Question

The angular velocity of the earth about its polar axis so that the weight of the body at the equator will be zero is:
A) $1.25 \times {10^{ - 3}}\,rad\,{s^{ - 1}}$
B) $2\,rad\,{s^{ - 1}}$
C) $1\,rad\,{s^{ - 1}}$
D) $0$

Answer 1

The question is simply asking the angular velocity of earth $\left( \omega \right)$ when the weight of the body will be zero, i.e. the acceleration due to gravity is zero. So, apply the formula of variation of acceleration due to gravity of earth when the position of the body and angular velocity of the earth change.

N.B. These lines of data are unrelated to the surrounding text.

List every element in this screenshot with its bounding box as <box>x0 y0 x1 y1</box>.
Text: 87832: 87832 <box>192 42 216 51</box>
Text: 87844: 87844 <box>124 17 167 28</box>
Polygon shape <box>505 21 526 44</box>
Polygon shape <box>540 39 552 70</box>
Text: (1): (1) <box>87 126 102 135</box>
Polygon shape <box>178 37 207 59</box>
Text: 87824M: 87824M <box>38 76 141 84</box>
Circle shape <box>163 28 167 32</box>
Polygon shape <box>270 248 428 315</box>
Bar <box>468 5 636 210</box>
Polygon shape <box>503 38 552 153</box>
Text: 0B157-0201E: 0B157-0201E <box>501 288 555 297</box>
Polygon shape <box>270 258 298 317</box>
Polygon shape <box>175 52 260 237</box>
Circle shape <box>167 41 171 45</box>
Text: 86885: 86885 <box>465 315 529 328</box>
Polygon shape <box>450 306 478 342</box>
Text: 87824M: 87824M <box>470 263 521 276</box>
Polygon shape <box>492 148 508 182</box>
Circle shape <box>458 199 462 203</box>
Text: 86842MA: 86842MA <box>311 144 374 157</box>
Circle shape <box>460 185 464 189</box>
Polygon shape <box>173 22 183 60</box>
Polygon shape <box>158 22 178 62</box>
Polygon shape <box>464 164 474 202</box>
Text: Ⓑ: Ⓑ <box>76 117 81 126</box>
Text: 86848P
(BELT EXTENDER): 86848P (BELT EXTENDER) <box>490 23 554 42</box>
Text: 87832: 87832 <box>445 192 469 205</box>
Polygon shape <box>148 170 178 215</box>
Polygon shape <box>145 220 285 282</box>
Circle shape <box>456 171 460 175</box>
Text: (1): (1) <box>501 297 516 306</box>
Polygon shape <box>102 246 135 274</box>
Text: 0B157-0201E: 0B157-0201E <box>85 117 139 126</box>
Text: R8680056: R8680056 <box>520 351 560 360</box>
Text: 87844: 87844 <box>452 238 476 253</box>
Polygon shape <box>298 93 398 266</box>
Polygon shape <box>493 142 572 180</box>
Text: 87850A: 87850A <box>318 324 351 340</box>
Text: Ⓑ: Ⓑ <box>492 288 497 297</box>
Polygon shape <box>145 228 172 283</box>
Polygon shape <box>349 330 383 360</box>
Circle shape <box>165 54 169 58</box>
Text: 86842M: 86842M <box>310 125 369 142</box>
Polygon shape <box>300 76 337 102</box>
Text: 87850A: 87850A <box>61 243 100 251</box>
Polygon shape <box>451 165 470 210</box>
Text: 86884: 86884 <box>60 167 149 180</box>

Complete step by step solution:
We will approach the solution to the question exactly as explained in the hint section of the solution. The question is ultimately asking us to find out the angular velocity when the acceleration due to gravity at the equator is zero. To find this, we first need to know the formula of variance of the acceleration due to gravity as the position of the body and angular velocity of earth change.
The formula is given as:
$g' = g - R{\omega ^2}\cos \phi$
Where, $g'$ is the resultant acceleration due to gravity,
$g$ is the acceleration due to gravity at the surface of earth, numerically, it is taken as: $g = 9.8\,m{s^{ - 2}}$
$R$ is the radius of earth, which is taken as: $R = 6400\,km = 64 \times {10^5}\,m$
$\omega$ is the angular velocity of earth about its polar axis, which we need to find out,
$\phi$ is the angle that the body makes with the equator of the earth
In the question, the body is at equator itself, hence, we can see that:
$\phi = 0$
Which implies:
$\cos \phi = \cos {0^ \circ } = 1$
So, the equation becomes:
$g' = g - R{\omega ^2}$
It is also said that the weight of the body becomes zero, i.e. the resultant acceleration due to gravity becomes zero, or:
$g' = 0$
Putting this into the equation, we get:
$g - R{\omega ^2} = 0$
Upon transposing, we can easily write that:
$\omega = \sqrt {\dfrac{g}{R}}$
Substituting in the values of $g$ and $R$ , we get:
$\omega = \sqrt {\dfrac{{9.8}}{{64 \times {{10}^5}}}}$
Upon solving, we get:
$\omega = 1.25 \times {10^{ - 3}}\,rad\,{s^{ - 1}}$

Hence, option (A) is the correct answer of the question.

Note: The point was to figure out the fact that at the equator, the value of $\phi$ becomes $0$ . Many students get confused and take the value of $\phi$ as ${90^ \circ }$ which is wrong as this value should be taken only for poles.